Step 1: Path of least resistance
First things first. You have to figure out where the trail will go. And how it gets there.
During the design of the Mica Peak trails, Spokane County worked with Alta Planning and Design, a landscape architecture firm that focuses on hiking, biking and other forms of active transportation. Alta examined the topography of the area and mapped out a trail that wouldn’t exceed a 10 percent grade. A 10 percent grade allows bikers, hikers and horseback riders to comfortably, but efficiently, travel up and down a slope. It also protects the trail from erosion.
Additionally, Alta solicited input from trail users. Members of the Washington Trails Association, Evergreen East and Back Country Horsemen told planners where they wanted trails, or what areas should be avoided. Those considerations were balanced with topographical considerations and other factors.
Step 2: Check your work
After Alta Planning came up with a trail option, Spokane County parks planner Paul Knowles, Washington Trails Associations leader Holly Weiler and longtime WTA volunteer Todd Dunfield walked the proposed route. Knowles said what Alta proposed lined up nearly exactly with what they saw.

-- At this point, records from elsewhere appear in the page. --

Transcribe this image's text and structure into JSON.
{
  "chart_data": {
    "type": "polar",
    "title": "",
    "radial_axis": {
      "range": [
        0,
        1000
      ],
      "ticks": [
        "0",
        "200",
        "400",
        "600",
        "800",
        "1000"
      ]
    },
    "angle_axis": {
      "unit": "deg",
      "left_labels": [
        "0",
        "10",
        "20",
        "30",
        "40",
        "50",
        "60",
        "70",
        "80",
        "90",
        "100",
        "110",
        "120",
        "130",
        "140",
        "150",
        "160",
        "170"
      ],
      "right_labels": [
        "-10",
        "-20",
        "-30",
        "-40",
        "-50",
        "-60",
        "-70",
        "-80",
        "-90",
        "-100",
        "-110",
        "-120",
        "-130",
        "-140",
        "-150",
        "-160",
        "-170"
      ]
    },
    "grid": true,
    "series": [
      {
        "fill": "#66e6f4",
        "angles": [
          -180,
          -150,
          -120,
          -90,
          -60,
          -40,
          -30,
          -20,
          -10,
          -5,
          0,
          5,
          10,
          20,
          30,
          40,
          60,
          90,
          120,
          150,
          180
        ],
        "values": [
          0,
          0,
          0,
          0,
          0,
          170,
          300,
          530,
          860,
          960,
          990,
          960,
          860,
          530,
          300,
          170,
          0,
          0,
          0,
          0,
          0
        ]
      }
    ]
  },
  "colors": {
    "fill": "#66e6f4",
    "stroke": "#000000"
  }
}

“We have a lot of elevation to gain, so keeping it at 10 percent makes it longer, but that’s better for keeping it sustainable,” Weiler said in a message. “Poor trail design is steep … we follow the contour lines instead.”
Weiler also pointed out that because the trail is mixed use, they have to consider sight lines to “help avoid conflict.”
The trail trio marked the future trail site with orange flagging tape in preparation for the beginning of trail work.
“You never want trails that are razor straight,” Dunfield said. Instead, trails should have a “whimsical” element.
Step 3: Don’t hurt the critters
Because the Mica Peak Conservation area is a key elk and moose habitat, Knowles said the county ran its plan by the Spokane Building and Planning Department and the Washington Department of Fish and Wildlife to make sure it wouldn’t negatively impact those animals.
It was determined the trails did not negatively impact those habitats.
Step 4: Get dirty
Now it’s time to start building the trail. On Mica Peak, thick brush required volunteers start with trimmers and saws.
Once they’d cleared some trees and bushes, they started building the trail tread. The trail, Dunfield said, is about 30 inches wide and intersects the hillside at about a 45-degree angle.
Volunteers dug down to mineral soil, he said. Then they removed all the organic material – roots, plants, etc. If they didn’t, the increased sunlight and oxygen would prompt rapid plant growth. Additionally, volunteers cleared brush and plants out on either side of the trail to provide some buffer from plant encroachment.
While cutting the trail, you also have to consider where water flows.
“Water really is the biggest enemy of trails, especially of new trails,” Dunfield said.
Step 5: Pack it down
The trail is flagged, graded and cut. What’s next?
Frequent use keeps a new trail plant-free. As people, horses and bikes ride across the surface, nitrogen is pounded out of the dirt, making it an inhospitable place for most plants.
In the case of Mica Peak, WTA volunteers will use the trails they’ve built to get to new work sites. That will help solidify the new trail, Dunfield said.
But no matter how used the trail is, every trail needs maintenance, Weiler said.
“Some (trails) are better constructed than others and last longer, but erosion will always get them in the end,” Weiler said.
That’s why WTA does periodic maintenance. How often depends on trail use, weather, soil time and other variables.
“It’s a pretty involved process,” Knowles said. “It’s amazing to me that we get the kind of volunteer effort that we get.”